Ms. S and her husband could not have children of their own. They decided to adopt a distant relative’s child after being legally surrendered by the birth parents. By the time Ms. S adopted her, the little girl was about five or six and severely compromised.
Under her parents’ house, she had been physically, sexually, and emotionally abused. The damage was so profound that psychological testing revealed cognition fell in the range of mild mental retardation, as it was known back in the 80s.
Physicality fell under normal development, placing the little girl in the category of dwarfism. This grave prognosis did not deter Ms. S. She pursued every resource possible to assist her child. When meeting with me, Ms. S. expressed nothing but love during the most challenging times with her daughter.
Ms. S’s determination to provide her little girl with as much normalcy as possible was not in vain. At her request, the psychologists administered testing again several months later. Cognition revealed low average intelligence, and physicality showed the child would be petite but within normal limits.
This mother’s love overcame the predictions of the professional experts. Her strength and belief in her daughter are what contributed to her remarkable gains.
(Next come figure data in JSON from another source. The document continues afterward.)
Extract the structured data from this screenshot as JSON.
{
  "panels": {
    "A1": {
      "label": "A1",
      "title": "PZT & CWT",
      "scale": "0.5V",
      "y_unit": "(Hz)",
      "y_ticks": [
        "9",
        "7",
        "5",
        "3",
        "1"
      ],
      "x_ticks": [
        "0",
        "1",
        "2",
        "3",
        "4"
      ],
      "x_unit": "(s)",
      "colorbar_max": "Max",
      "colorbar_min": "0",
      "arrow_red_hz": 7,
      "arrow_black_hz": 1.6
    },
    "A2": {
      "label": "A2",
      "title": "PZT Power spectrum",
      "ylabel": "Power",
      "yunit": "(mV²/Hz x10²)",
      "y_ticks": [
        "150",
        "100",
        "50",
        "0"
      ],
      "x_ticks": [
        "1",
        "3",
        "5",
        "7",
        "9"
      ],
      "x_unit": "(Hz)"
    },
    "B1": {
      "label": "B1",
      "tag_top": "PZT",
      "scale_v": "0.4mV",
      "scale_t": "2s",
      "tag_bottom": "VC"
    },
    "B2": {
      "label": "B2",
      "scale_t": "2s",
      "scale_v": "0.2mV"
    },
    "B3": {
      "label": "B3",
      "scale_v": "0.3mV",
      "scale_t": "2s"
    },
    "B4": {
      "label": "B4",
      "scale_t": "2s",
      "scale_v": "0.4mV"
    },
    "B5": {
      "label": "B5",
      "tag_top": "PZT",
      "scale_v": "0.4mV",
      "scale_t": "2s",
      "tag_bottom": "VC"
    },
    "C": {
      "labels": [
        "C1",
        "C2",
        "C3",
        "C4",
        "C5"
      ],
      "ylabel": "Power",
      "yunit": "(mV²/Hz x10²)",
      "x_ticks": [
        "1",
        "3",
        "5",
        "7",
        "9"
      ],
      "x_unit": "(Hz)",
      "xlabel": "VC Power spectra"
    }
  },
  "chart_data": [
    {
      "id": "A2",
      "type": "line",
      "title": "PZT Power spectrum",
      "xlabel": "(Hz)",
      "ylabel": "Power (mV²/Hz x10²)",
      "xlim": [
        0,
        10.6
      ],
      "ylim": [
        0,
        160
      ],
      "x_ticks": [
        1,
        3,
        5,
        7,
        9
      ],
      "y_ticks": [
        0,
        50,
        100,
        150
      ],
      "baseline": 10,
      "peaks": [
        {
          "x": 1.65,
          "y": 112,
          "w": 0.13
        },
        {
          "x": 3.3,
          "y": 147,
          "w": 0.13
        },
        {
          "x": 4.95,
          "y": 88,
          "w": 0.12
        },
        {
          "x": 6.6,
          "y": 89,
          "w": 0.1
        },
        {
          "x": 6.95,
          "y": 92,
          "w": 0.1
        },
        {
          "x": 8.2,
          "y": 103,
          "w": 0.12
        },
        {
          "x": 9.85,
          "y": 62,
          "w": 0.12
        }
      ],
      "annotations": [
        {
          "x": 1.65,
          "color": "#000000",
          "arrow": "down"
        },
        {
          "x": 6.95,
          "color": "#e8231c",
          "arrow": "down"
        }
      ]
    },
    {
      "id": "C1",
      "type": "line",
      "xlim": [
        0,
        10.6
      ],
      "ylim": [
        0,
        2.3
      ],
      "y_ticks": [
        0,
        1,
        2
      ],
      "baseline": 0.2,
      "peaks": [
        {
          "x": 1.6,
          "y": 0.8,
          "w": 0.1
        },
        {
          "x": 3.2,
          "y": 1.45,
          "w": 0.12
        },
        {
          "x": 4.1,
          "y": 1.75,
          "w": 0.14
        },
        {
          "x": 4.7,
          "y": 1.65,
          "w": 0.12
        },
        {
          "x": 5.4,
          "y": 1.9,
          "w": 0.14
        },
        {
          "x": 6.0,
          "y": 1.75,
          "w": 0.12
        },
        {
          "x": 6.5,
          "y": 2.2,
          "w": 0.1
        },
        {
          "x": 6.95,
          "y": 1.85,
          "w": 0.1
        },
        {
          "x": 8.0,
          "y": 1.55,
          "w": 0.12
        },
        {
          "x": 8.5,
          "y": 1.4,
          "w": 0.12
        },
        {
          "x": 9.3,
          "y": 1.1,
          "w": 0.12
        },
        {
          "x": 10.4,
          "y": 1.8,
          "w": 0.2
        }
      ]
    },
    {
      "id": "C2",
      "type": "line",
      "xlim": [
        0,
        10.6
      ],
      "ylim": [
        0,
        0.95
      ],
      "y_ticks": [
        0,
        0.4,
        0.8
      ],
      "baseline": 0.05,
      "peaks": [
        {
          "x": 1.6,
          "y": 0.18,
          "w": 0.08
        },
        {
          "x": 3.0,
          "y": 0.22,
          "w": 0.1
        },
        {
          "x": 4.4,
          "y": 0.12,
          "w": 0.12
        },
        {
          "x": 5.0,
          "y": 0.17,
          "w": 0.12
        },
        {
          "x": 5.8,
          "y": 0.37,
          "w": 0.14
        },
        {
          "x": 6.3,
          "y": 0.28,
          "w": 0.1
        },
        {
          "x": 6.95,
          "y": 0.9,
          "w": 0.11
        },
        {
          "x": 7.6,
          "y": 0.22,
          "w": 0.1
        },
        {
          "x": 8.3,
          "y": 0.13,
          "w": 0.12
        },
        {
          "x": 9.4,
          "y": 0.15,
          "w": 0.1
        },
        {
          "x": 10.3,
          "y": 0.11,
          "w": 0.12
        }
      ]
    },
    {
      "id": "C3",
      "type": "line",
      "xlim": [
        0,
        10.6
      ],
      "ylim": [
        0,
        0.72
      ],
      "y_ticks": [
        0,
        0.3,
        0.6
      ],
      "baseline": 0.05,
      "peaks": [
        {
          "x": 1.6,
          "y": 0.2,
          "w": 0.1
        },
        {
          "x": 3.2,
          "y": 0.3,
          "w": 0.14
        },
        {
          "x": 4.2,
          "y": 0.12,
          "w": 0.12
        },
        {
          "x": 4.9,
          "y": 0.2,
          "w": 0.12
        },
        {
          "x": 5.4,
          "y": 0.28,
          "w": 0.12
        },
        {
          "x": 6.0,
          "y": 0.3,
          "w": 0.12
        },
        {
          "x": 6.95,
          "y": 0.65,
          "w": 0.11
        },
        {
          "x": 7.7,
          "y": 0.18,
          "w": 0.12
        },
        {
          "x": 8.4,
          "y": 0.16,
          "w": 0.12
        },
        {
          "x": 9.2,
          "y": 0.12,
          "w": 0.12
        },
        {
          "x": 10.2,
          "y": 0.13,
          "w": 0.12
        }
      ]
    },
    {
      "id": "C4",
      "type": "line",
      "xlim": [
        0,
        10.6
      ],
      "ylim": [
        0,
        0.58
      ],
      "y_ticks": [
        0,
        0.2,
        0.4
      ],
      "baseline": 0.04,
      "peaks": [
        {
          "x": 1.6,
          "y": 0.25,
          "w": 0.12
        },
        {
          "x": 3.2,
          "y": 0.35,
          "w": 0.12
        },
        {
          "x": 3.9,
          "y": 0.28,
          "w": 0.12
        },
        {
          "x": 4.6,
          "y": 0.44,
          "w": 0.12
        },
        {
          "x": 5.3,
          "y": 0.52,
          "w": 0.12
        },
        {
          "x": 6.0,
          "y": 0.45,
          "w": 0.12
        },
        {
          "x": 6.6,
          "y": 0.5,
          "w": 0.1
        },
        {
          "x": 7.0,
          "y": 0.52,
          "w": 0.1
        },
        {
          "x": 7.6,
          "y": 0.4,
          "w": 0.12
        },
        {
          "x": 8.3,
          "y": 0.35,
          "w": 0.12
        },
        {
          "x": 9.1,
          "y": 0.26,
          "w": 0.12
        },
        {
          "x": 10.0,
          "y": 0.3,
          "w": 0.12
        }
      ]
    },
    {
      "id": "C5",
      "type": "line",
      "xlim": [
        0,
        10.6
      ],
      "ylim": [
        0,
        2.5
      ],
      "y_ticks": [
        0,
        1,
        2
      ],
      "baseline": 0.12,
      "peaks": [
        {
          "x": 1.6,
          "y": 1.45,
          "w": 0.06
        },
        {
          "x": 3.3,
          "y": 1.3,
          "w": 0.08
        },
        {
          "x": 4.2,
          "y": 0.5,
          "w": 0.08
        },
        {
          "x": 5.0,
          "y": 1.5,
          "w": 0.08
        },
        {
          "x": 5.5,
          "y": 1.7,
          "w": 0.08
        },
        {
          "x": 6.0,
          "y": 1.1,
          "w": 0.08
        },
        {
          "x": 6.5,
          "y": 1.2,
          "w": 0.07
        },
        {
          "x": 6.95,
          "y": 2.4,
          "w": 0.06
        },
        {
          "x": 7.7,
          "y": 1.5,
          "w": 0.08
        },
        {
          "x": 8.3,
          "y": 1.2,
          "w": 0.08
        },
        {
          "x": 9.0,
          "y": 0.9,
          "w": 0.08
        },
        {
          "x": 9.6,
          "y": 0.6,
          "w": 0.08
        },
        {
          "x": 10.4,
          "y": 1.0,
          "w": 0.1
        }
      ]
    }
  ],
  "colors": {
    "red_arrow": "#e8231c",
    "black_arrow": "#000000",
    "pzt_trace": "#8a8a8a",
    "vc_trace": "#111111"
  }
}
The power of maternal love truly has no bounds.
All of us deal with conflicts and challenges during our lifetime – some far more than others. What helps many people is the love, support, and encouragement of their mothers or mother-like figures. Even as Sexagenarians plus, we can revisit those moments that provide us strength and hope.
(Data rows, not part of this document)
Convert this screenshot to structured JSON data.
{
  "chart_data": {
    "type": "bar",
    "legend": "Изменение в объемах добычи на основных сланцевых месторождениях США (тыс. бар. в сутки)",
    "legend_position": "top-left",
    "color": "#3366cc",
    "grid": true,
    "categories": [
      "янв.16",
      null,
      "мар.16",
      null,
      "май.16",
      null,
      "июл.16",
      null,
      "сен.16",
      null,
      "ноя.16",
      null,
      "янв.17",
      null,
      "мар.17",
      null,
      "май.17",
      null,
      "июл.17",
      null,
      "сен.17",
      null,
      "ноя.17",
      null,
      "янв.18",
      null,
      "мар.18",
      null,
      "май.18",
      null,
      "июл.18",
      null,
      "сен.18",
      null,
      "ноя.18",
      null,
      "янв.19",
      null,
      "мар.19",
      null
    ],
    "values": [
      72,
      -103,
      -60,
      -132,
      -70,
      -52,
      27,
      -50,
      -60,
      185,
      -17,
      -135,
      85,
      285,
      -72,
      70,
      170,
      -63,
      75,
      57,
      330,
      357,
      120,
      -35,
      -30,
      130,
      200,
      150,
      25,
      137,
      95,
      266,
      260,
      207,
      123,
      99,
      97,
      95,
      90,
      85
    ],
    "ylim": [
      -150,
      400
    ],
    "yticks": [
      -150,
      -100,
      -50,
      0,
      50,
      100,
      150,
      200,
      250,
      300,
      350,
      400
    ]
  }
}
Last year, I left my psychotherapy group practice after 27 years. Covid accelerated the physical move to my solo practice.
One of my colleagues texted me to say goodbye, and that many would miss me. In this text, she also stated that I was a powerful and fierce woman. I saw it as a compliment, and as I type this, I believe my mother is nodding her head in agreement as she smiles from afar.
What are your thoughts about the power of maternal love? Have you derived strength from it during these troubled times? How do you share maternal love among your children or others?